NEW DELHI: While the Indian economy is expected to perform better in the second half of this fiscal, the twin impact of demonetisation and GSTimplementation is estimated to pull down GDP growth to 6.5 per cent in 2017-18, from 7.1 per cent in the previous year, Chief Statistician T.C.A. Anant said on Friday.
Releasing the Central Statistics Office’s (CSO’s) first advance estimate for Indian Gross Domestic Product (GDP) growth rate in 2017-18, Anant said their projections for the entire fiscal showed that the nominal GDP calculated at market prices is expected to grow at 9.5 per cent, which is lower than 11.75 per cent estimated in the Union Budget presented last February.
The nominal GDP will be used as the benchmark for most indices in the forthcoming Union Budget to be presented on February 1.
“Implicit calculation suggests growth in the second half of 2017-18 will be better than the first. For the next two quarters, we have projected a growth 7 per cent… so the increase of Q2 will be maintained,” he told reporters here.
“Number of figures had come in low for the first quarter for the GDP coming in lower at 5.7 per cent because of industry reaction in anticipation of GST (Goods and Services Tax) coming in,” the CSO said.
Businesses going into a “de-stocking” mode on inventories in anticipation of the GST rollout from July and sluggish manufacturing growth pulled down the Indian economy’s growth during the first quarter of this fiscal to 5.7 per cent, clocking the lowest under the Narendra Modi dispensation.
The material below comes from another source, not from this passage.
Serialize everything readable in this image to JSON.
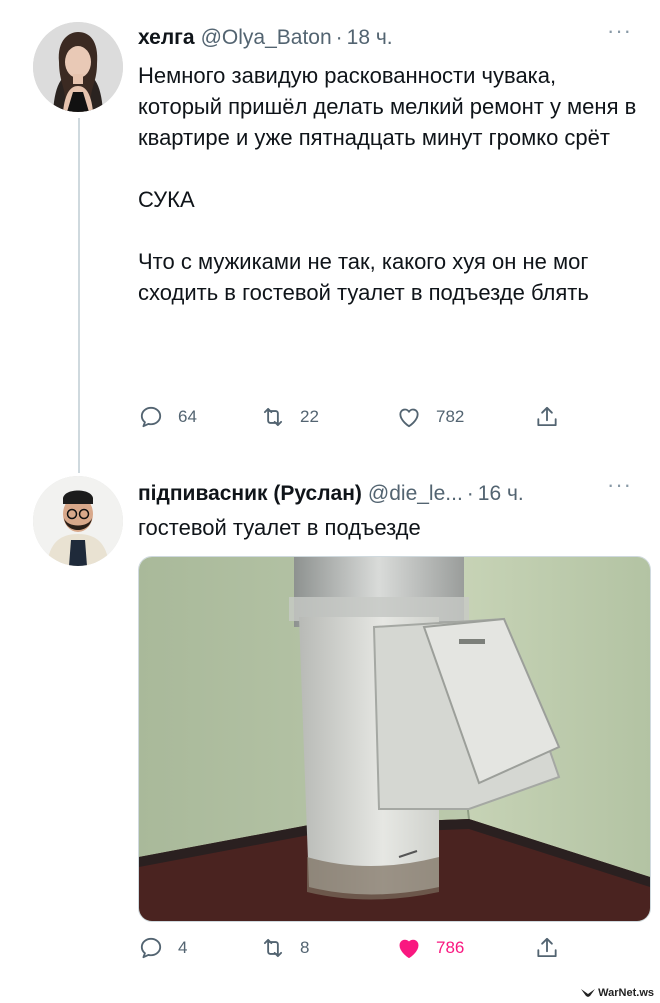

Breaking a five-quarter slump, a rise in manufacturing sector output, however, pushed the growth rate higher to 6.3 per cent during the second quarter (July-September) of 2017-18.
CSO data showed that in the first half (April-September) of the financial year, the economy grew at 6 per cent, indicating that it will accelerate in the second half (October-March).
Anant said that with more corporate data now being available since the second quarter, including the GST collections for November, although GDP is estimated to grow further, the dampening effect of the first quarter’s fall would pull down the growth rate for the full year.
He also indicated that the government could find it difficult to achieve its fiscal deficit target of 3.2 per cent of GDP.
“Assuming that budgetary targets will be met, which gave a fiscal deficit of 3.24 per cent, our figures estimate it to be at 3.29 per cent, which rounding off becomes 3.3 per cent,” he said.
At the time of releasing the second quarter GDP data in November, Anant had said: “GST has brought in a number of uncertainties because of tax for the period not being paid on time. The government has extended the deadlines for filing GST returns, so the tax data for the relevant period is still coming in.”